Any comma separated strings, each stop word must be enclosed in double quotes.

Example: "Stop phrase 1", "stop phrase 2 with sp3ciAl token$"

temperature

The value used to modulate the next token probabilities. As the value decreases, the model becomes more deterministic and repetitive. With a temperature between 0 and 1, the randomness and creativity of the model’s predictions can be controlled. A temperature parameter close to 1 would mean that the logits are passed through the softmax function without modification. If the temperature is close to 0, the highest probable tokens will become very likely compared to the other tokens: the model becomes more deterministic and will always output the same set of tokens after a given sequence of words.

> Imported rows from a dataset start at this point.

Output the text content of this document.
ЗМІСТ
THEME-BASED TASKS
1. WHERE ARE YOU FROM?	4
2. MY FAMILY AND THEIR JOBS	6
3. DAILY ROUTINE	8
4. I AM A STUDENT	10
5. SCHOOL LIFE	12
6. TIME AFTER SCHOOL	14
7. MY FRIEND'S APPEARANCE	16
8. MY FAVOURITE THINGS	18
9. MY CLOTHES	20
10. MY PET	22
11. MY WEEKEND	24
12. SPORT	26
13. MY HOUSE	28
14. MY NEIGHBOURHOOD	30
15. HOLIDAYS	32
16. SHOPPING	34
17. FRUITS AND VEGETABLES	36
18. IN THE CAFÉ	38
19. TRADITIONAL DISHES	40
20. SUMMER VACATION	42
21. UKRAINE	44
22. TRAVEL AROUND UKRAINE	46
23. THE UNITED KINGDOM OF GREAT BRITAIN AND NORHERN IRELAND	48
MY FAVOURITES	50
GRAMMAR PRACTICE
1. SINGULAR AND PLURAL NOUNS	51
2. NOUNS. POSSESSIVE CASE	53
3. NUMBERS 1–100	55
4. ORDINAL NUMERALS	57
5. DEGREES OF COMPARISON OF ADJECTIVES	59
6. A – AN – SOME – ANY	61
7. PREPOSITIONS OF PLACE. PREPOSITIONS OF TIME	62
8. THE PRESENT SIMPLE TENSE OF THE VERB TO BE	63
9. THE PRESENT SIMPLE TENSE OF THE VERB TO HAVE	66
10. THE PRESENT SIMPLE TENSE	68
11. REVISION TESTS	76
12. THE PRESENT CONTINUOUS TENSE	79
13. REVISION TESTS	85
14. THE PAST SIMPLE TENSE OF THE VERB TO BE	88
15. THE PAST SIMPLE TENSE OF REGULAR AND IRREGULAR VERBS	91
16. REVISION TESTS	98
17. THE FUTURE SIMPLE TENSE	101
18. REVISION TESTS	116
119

Setting to a value of 0.7 or higher is recommended.

0 < x ⇐ 1

Has no affect when do_sample is set to false.

top_k

The number of highest probability vocabulary tokens to keep for top k filtering. Top k means allowing the model to choose randomly among the top k tokens by their respective probabilities. For example, choosing the top three tokens means setting the top k parameter to a value of 3. Changing the top k parameter sets the size of the shortlist the model samples from as it outputs each token. Setting top k to 1 gives us greedy decoding.

1 ⇐ x ⇐ vocab_size

Has no affect when do_sample is set to false.

top_logprobs

Shows the top <number> (the numerical value entered) of tokens by its probability to be generated. This indicates how likely a token was to be generated next. This helps debug a given generation and see alternative options to the generated token. The highlighted token is the one that the model predicted with the list sorted by probabilities from high to low, until the top <number> is reached. On the basis of tuning other parameters, you can use the feature to analyze how the predicted tokens by the model might change.

0 ⇐ x ⇐ 20

top_p

Top p sampling, sometimes called nucleus sampling, is a technique used to sample possible outcomes of the model. It controls diversity via nucleus sampling as well as the randomness and originality of the model. The top p parameter specifies a sampling threshold during inference time. Top p shortlists the top tokens whose sum of likelihoods does not exceed a certain value. If set to less than 1, only the smallest set of most probable tokens with probabilities that add up to top p or higher are kept for generation.

0 < x ⇐ 1

Has no affect when do_sample is set to false.

vocab_size

Maximum size of the vocabulary.

Defined by selected model.